Google is going to, according to Bloomberg, create a separate business unit that will manage shopping content in search results to comply with European Commission’s recent antitrust decision. Reportedly, this unit will be required to compete the auction against shopping competitors.
It seems that the unit will use its own budget and revenues to bid in the auction and will only exist in the EU. Shopping search will continue as in the other markets, including the US.
Earlier, Reuters had reported that Google was gong to “display rival shopping comparison sites via an auction.” This seems to be similar to the earlier “rival links” proposal that failed to settle the antitrust dispute before the formal complaint was filed in 2015.
Due to abuse of market position in shopping search, Google was fined roughly $2.7 billion (€2.4 billion).
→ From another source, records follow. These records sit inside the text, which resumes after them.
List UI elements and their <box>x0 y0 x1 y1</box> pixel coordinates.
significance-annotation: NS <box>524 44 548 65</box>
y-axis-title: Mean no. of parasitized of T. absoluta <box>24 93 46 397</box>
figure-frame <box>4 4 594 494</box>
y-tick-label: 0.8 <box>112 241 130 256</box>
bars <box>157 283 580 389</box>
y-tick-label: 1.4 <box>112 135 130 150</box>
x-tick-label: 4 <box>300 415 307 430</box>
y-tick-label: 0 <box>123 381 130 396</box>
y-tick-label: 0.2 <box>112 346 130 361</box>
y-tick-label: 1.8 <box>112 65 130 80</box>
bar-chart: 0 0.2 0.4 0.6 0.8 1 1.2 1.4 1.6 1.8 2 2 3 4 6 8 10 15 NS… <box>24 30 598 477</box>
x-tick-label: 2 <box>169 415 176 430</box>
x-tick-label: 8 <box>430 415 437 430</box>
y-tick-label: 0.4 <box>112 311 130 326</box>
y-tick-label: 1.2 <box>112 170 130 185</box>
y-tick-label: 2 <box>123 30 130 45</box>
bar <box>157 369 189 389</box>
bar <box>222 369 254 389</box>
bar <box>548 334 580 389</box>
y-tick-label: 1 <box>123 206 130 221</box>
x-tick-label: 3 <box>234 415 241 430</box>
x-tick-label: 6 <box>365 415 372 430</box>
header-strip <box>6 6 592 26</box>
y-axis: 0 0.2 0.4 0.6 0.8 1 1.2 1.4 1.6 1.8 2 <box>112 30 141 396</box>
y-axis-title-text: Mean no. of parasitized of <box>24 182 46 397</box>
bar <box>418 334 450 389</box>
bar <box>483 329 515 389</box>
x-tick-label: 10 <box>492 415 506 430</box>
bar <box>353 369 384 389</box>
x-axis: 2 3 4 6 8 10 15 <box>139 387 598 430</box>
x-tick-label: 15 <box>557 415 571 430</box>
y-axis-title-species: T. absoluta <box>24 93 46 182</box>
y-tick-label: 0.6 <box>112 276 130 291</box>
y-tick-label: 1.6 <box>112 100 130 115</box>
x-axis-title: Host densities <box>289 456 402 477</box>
This was the largest antitrust penalty and fine in EU history. Before this one, the previous record was $1.3 billion against Intel. As part of the decision, Google is compelled o offer a remedy, even as it appeals that decision. If Google failed to comply, the company would be subjected to daily financial penalties.
According to the Bloomberg article, it was suggested that the new business unit concept is an updated proposal vs. the earlier Reuters report. It’s possible that that there was incomplete or inaccurately described information describing the Google proposal by Reuters.
This is what the shopping search results currently look like in France:
The Bloomberg report says that the new configuration will feature 10 slots that would be made available through the auction. Each result would display the name of the shopping site offerig teh product, and then linking them to those websites.
You can see some potential presentations of Google Shopping results on the s360 blog and below:
Any items found on the Google Shopping results will be branded “by Google,” and those from other sites will be labeled accordingly.